3/. Elizabeth Rosenthal of the NYT is however not quite right when she says that “the Ankara cases have the most alarming implications because….. it is a relatively well-off area, where it is not the norm for humans and animals to live under one roof. ” This is a misunderstanding, since on the outskirts of Istanbul there is a large Kurdish migrant population, which basically lives in shanty towns, and in shanty towns people often keep their own hens:
Five of eight chickens owned by Ramazan and Muhittin Mentes, living in a shanty house in Ikitelli, Istanbul, reportedly died one by one after the New Year. Members of the Mentes family who ate the remaining three sick birds last Tuesday were taken by ambulance to hospital after neighbors notified officials. Members of the Mentes family immigrated to Istanbul from the Baykan district of Siirt, a southeastern Turkish province, two years ago, and have been earning a living selling lemons in the street markets.

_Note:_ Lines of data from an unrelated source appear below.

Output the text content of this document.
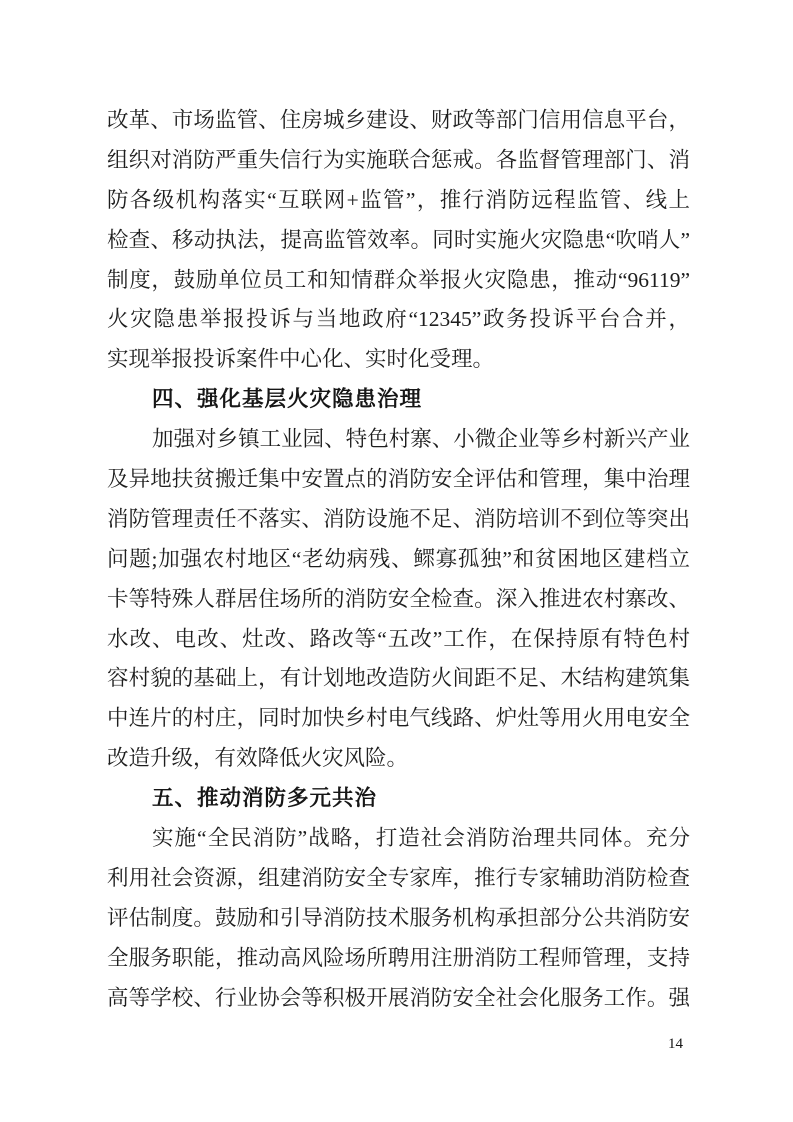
改革、市场监管、住房城乡建设、财政等部门信用信息平台，
组织对消防严重失信行为实施联合惩戒。各监督管理部门、消
防各级机构落实“互联网+监管”，推行消防远程监管、线上
检查、移动执法，提高监管效率。同时实施火灾隐患“吹哨人”
制度，鼓励单位员工和知情群众举报火灾隐患，推动“96119”
火灾隐患举报投诉与当地政府“12345”政务投诉平台合并，
实现举报投诉案件中心化、实时化受理。
四、强化基层火灾隐患治理
加强对乡镇工业园、特色村寨、小微企业等乡村新兴产业
及异地扶贫搬迁集中安置点的消防安全评估和管理，集中治理
消防管理责任不落实、消防设施不足、消防培训不到位等突出
问题;加强农村地区“老幼病残、鳏寡孤独”和贫困地区建档立
卡等特殊人群居住场所的消防安全检查。深入推进农村寨改、
水改、电改、灶改、路改等“五改”工作，在保持原有特色村
容村貌的基础上，有计划地改造防火间距不足、木结构建筑集
中连片的村庄，同时加快乡村电气线路、炉灶等用火用电安全
改造升级，有效降低火灾风险。
五、推动消防多元共治
实施“全民消防”战略，打造社会消防治理共同体。充分
利用社会资源，组建消防安全专家库，推行专家辅助消防检查
评估制度。鼓励和引导消防技术服务机构承担部分公共消防安
全服务职能，推动高风险场所聘用注册消防工程师管理，支持
高等学校、行业协会等积极开展消防安全社会化服务工作。强
14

There is a blurring of boundaries here, since many of the people affected may simply live outside the formal limits of Istanbul. However, according to this article:
The Governor of Istanbul has announced quarantine measures will be applied in the areas of Istanbul within a three kilometer radius of regions where poultry samples tested positive to bird flu.

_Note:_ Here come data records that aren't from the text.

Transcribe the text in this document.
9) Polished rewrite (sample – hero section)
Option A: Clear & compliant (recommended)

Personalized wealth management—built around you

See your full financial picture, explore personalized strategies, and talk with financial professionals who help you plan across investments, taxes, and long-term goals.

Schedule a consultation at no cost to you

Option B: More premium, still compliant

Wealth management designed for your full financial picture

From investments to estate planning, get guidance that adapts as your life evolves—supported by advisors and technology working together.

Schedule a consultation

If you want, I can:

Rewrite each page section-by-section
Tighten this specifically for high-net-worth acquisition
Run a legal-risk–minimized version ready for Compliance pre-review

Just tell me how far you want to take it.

4/ The shanty-town structure is important, since it means the bird/human interface is much larger, and thus the possibility of transmission much greater. The speed of the spread may thus not be a function of virus mutation, but rather of the high ratio of birds to humans in some areas.
There is still no evidence whatever of human/human transmission, although obviously the more human cases there are, the higher the possibility of this ocurring. The most important objective, IMHO, should be to eliminate this outbreak before a more normal human flu strain arrives, since this would provide the ideal host for the kind of mutation that none of us want to see happen.